GREENSBORO, N.C. --- The Census Bureau reports new home sales ticked up higher in November across the country than they have been in more than two years---up fifteen percent overall since this time last year.
Sales of new homes rose to an annual rate of 377,000 in the month, up 4.4% from October, and up 15% from year-earlier levels. It was the highest rate of new-home sales since April 2010, when sales were inflated by a temporary $8,000 tax credit for home buyers.
Real Estate experts in the Triad say we are also seeing growth in the market in our area.
The sights and sounds of new construction in the Stratton Hills area is music to the ears of Betty Smith.
"They've sold very well," she said, referring to a new neighborhood developing near New Garden Rd. and Battleground Ave.
"For the most part, most of the homes have sold before they were finished."
In the last year, smith has noticed both new and existing homes that are priced just right will sell within a reasonable time frame.
The Census Bureau report pointed out, the combination of near record low mortgage rates, lower unemployment and a drop in foreclosures means there are more buyers interested in purchasing, and fewer available homes.
Smith said the more competitive supply and demand has helped increase home prices and values in some areas of Guilford County, like Oak Ridge, Lake Jeanette, Irving Park, and Summerfield.
"We're finding that new homes in some areas, inventory is down to a five month supply. Which is a very normal market."
And the word "normal" is not one used to describe the American real estate market very frequently in recent years.

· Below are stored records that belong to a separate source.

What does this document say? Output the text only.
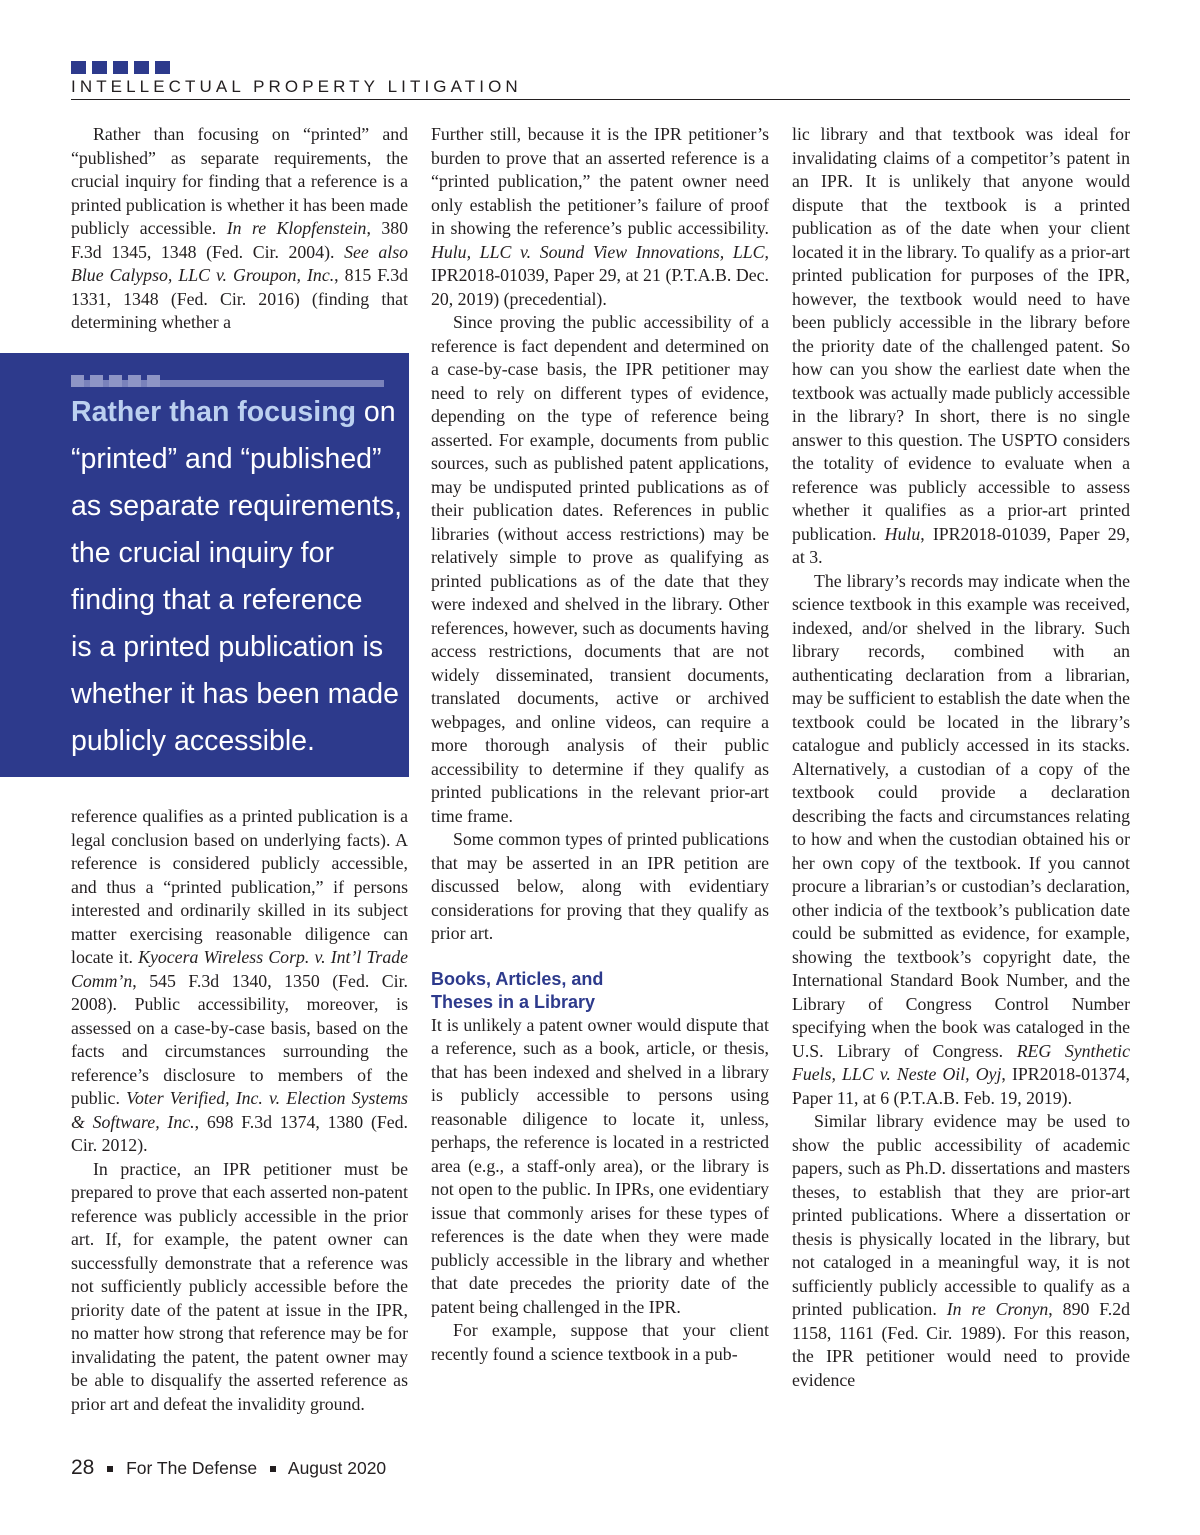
INTELLECTUAL PROPERTY LITIGATION

Rather than focusing on “printed” and “published” as separate requirements, the crucial inquiry for finding that a reference is a printed publication is whether it has been made publicly accessible. In re Klopfenstein, 380 F.3d 1345, 1348 (Fed. Cir. 2004). See also Blue Calypso, LLC v. Groupon, Inc., 815 F.3d 1331, 1348 (Fed. Cir. 2016) (finding that determining whether a

Rather than focusing on
“printed” and “published”
as separate requirements,
the crucial inquiry for
finding that a reference
is a printed publication is
whether it has been made
publicly accessible.

reference qualifies as a printed publication is a legal conclusion based on underlying facts). A reference is considered publicly accessible, and thus a “printed publication,” if persons interested and ordinarily skilled in its subject matter exercising reasonable diligence can locate it. Kyocera Wireless Corp. v. Int’l Trade Comm’n, 545 F.3d 1340, 1350 (Fed. Cir. 2008). Public accessibility, moreover, is assessed on a case-by-case basis, based on the facts and circumstances surrounding the reference’s disclosure to members of the public. Voter Verified, Inc. v. Election Systems & Software, Inc., 698 F.3d 1374, 1380 (Fed. Cir. 2012).

In practice, an IPR petitioner must be prepared to prove that each asserted non-patent reference was publicly accessible in the prior art. If, for example, the patent owner can successfully demonstrate that a reference was not sufficiently publicly accessible before the priority date of the patent at issue in the IPR, no matter how strong that reference may be for invalidating the patent, the patent owner may be able to disqualify the asserted reference as prior art and defeat the invalidity ground.

Further still, because it is the IPR petitioner’s burden to prove that an asserted reference is a “printed publication,” the patent owner need only establish the petitioner’s failure of proof in showing the reference’s public accessibility. Hulu, LLC v. Sound View Innovations, LLC, IPR2018-01039, Paper 29, at 21 (P.T.A.B. Dec. 20, 2019) (precedential).

Since proving the public accessibility of a reference is fact dependent and determined on a case-by-case basis, the IPR petitioner may need to rely on different types of evidence, depending on the type of reference being asserted. For example, documents from public sources, such as published patent applications, may be undisputed printed publications as of their publication dates. References in public libraries (without access restrictions) may be relatively simple to prove as qualifying as printed publications as of the date that they were indexed and shelved in the library. Other references, however, such as documents having access restrictions, documents that are not widely disseminated, transient documents, translated documents, active or archived webpages, and online videos, can require a more thorough analysis of their public accessibility to determine if they qualify as printed publications in the relevant prior-art time frame.

Some common types of printed publications that may be asserted in an IPR petition are discussed below, along with evidentiary considerations for proving that they qualify as prior art.

Books, Articles, and
Theses in a Library

It is unlikely a patent owner would dispute that a reference, such as a book, article, or thesis, that has been indexed and shelved in a library is publicly accessible to persons using reasonable diligence to locate it, unless, perhaps, the reference is located in a restricted area (e.g., a staff-only area), or the library is not open to the public. In IPRs, one evidentiary issue that commonly arises for these types of references is the date when they were made publicly accessible in the library and whether that date precedes the priority date of the patent being challenged in the IPR.

For example, suppose that your client recently found a science textbook in a pub-

lic library and that textbook was ideal for invalidating claims of a competitor’s patent in an IPR. It is unlikely that anyone would dispute that the textbook is a printed publication as of the date when your client located it in the library. To qualify as a prior-art printed publication for purposes of the IPR, however, the textbook would need to have been publicly accessible in the library before the priority date of the challenged patent. So how can you show the earliest date when the textbook was actually made publicly accessible in the library? In short, there is no single answer to this question. The USPTO considers the totality of evidence to evaluate when a reference was publicly accessible to assess whether it qualifies as a prior-art printed publication. Hulu, IPR2018-01039, Paper 29, at 3.

The library’s records may indicate when the science textbook in this example was received, indexed, and/or shelved in the library. Such library records, combined with an authenticating declaration from a librarian, may be sufficient to establish the date when the textbook could be located in the library’s catalogue and publicly accessed in its stacks. Alternatively, a custodian of a copy of the textbook could provide a declaration describing the facts and circumstances relating to how and when the custodian obtained his or her own copy of the textbook. If you cannot procure a librarian’s or custodian’s declaration, other indicia of the textbook’s publication date could be submitted as evidence, for example, showing the textbook’s copyright date, the International Standard Book Number, and the Library of Congress Control Number specifying when the book was cataloged in the U.S. Library of Congress. REG Synthetic Fuels, LLC v. Neste Oil, Oyj, IPR2018-01374, Paper 11, at 6 (P.T.A.B. Feb. 19, 2019).

Similar library evidence may be used to show the public accessibility of academic papers, such as Ph.D. dissertations and masters theses, to establish that they are prior-art printed publications. Where a dissertation or thesis is physically located in the library, but not cataloged in a meaningful way, it is not sufficiently publicly accessible to qualify as a printed publication. In re Cronyn, 890 F.2d 1158, 1161 (Fed. Cir. 1989). For this reason, the IPR petitioner would need to provide evidence

28 For The Defense August 2020
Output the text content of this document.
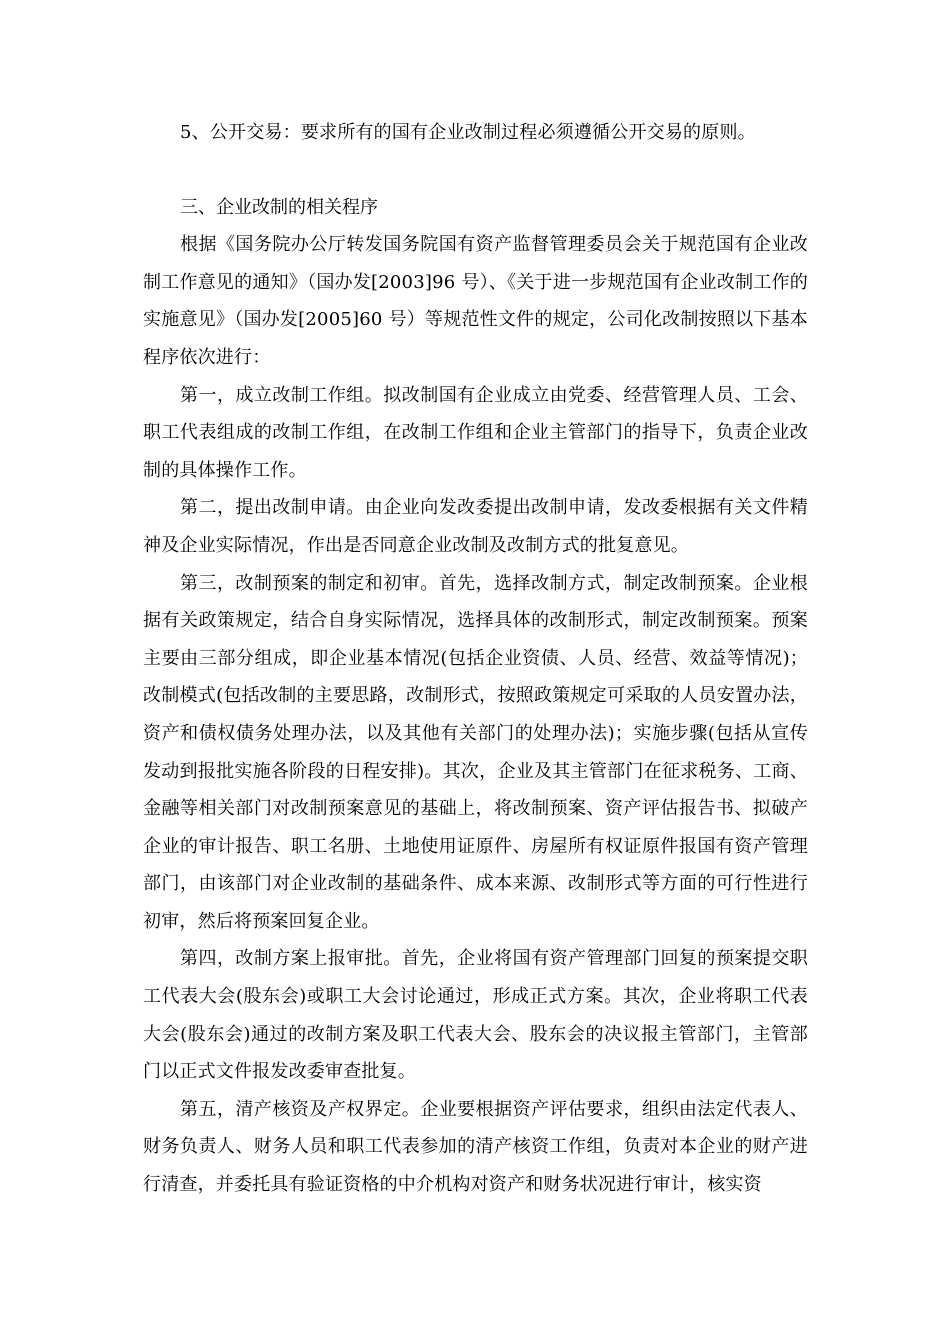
5、公开交易：要求所有的国有企业改制过程必须遵循公开交易的原则。

三、企业改制的相关程序

根据《国务院办公厅转发国务院国有资产监督管理委员会关于规范国有企业改制工作意见的通知》（国办发[2003]96 号）、《关于进一步规范国有企业改制工作的实施意见》（国办发[2005]60 号）等规范性文件的规定，公司化改制按照以下基本程序依次进行：

第一，成立改制工作组。拟改制国有企业成立由党委、经营管理人员、工会、职工代表组成的改制工作组，在改制工作组和企业主管部门的指导下，负责企业改制的具体操作工作。

第二，提出改制申请。由企业向发改委提出改制申请，发改委根据有关文件精神及企业实际情况，作出是否同意企业改制及改制方式的批复意见。

第三，改制预案的制定和初审。首先，选择改制方式，制定改制预案。企业根据有关政策规定，结合自身实际情况，选择具体的改制形式，制定改制预案。预案主要由三部分组成，即企业基本情况(包括企业资债、人员、经营、效益等情况)；改制模式(包括改制的主要思路，改制形式，按照政策规定可采取的人员安置办法，资产和债权债务处理办法，以及其他有关部门的处理办法)；实施步骤(包括从宣传发动到报批实施各阶段的日程安排)。其次，企业及其主管部门在征求税务、工商、金融等相关部门对改制预案意见的基础上，将改制预案、资产评估报告书、拟破产企业的审计报告、职工名册、土地使用证原件、房屋所有权证原件报国有资产管理部门，由该部门对企业改制的基础条件、成本来源、改制形式等方面的可行性进行初审，然后将预案回复企业。

第四，改制方案上报审批。首先，企业将国有资产管理部门回复的预案提交职工代表大会(股东会)或职工大会讨论通过，形成正式方案。其次，企业将职工代表大会(股东会)通过的改制方案及职工代表大会、股东会的决议报主管部门，主管部门以正式文件报发改委审查批复。

第五，清产核资及产权界定。企业要根据资产评估要求，组织由法定代表人、财务负责人、财务人员和职工代表参加的清产核资工作组，负责对本企业的财产进行清查，并委托具有验证资格的中介机构对资产和财务状况进行审计，核实资
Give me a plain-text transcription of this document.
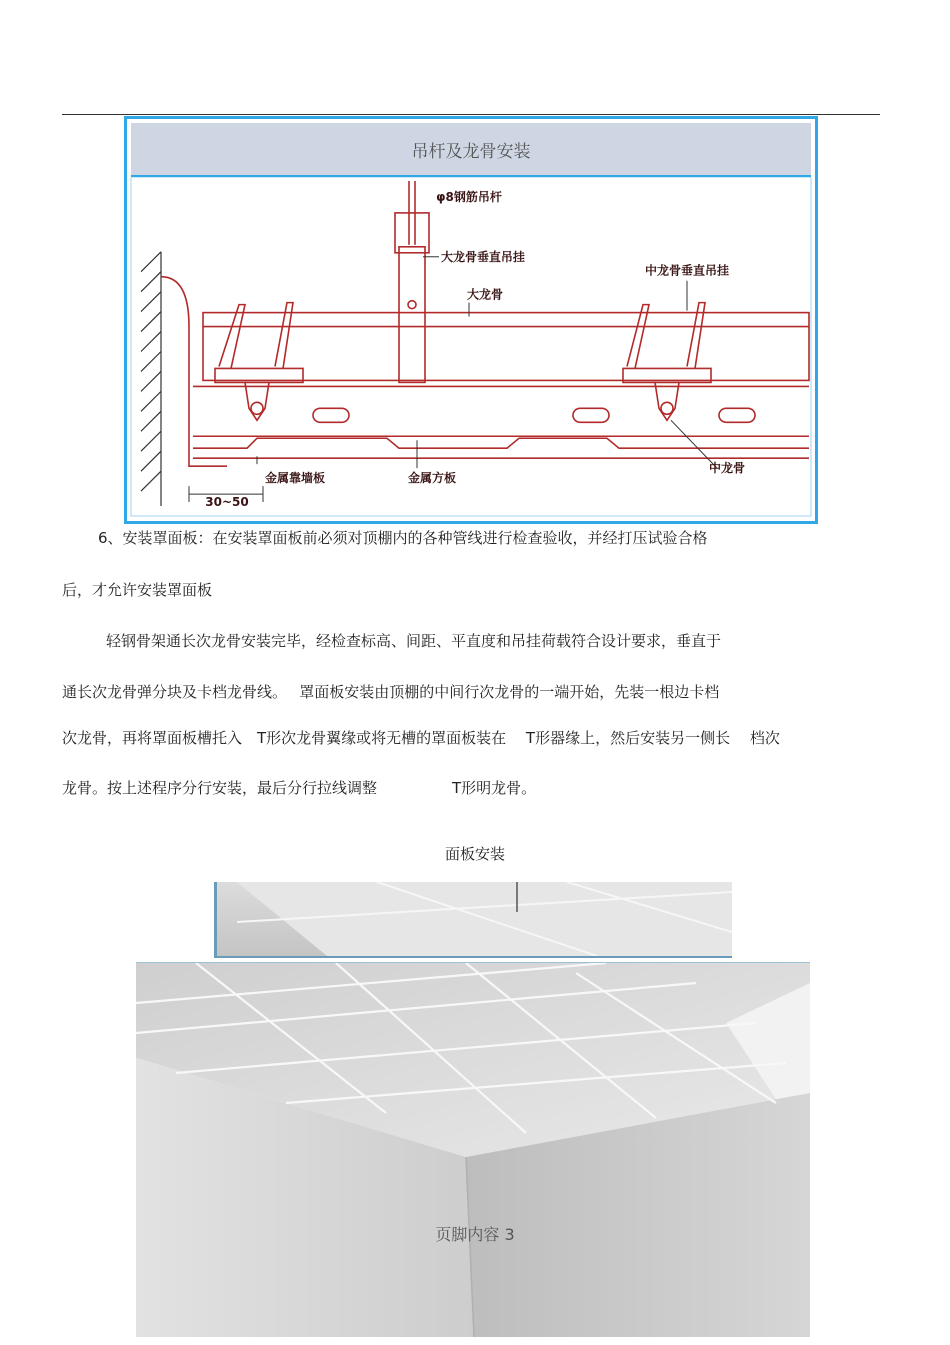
吊杆及龙骨安装
φ8钢筋吊杆
大龙骨垂直吊挂
中龙骨垂直吊挂
大龙骨
金属靠墙板	金属方板
中龙骨
30~50
6、安装罩面板：在安装罩面板前必须对顶棚内的各种管线进行检查验收，并经打压试验合格
后，才允许安装罩面板
轻钢骨架通长次龙骨安装完毕，经检查标高、间距、平直度和吊挂荷载符合设计要求，垂直于
通长次龙骨弹分块及卡档龙骨线。　 罩面板安装由顶棚的中间行次龙骨的一端开始，先装一根边卡档
次龙骨，再将罩面板槽托入　T形次龙骨翼缘或将无槽的罩面板装在　 T形器缘上，然后安装另一侧长　 档次
龙骨。按上述程序分行安装，最后分行拉线调整　　　　　T形明龙骨。
面板安装
页脚内容 3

All good signs, pointed out Greensboro's Realtor's Association President Lolita Malave.
"We're very excited about any increase in home sales," she admitted.
Looking over November real estate numbers released just Thursday, Malave noted that home sales in the Triad have risen 3% since last May.
"I think any business owner would be pleased to see a 3% rise in profit!" Malave added.
"Homes are being priced appropriately, buyers are making reasonable offers, therefore houses are going under contract.
Appraisals are coming in well and lending has improved. Therefore, it has become far easier to purchase a home that it was, say, this time last year."
Malave explained that the Triad never saw the dramatic decline in real estate that other cities did, like Las Vegas and in Florida.
But, she said, the did see a steady decrease and the Piedmont suffered.
"This month, we've also seen our home prices are up about half a percent. That's also a good number. Again, we didn't have huge declines to begin with, so we can't expect huge increases. We can expect slow and steady wins the raise."
Both Malave and Smith agree: realtors, sellers, banks and buyers are all still cautious.
"I don't think we'll ever see a market like we did in 2002, 03, 04," Malave said.
"We won't see that kind of market ever again, at least not in my lifetime," Smith also said.
"But, sellers can have confidence now that if they put their home on the market, that it would sell in a reasonable time if it's priced correctly."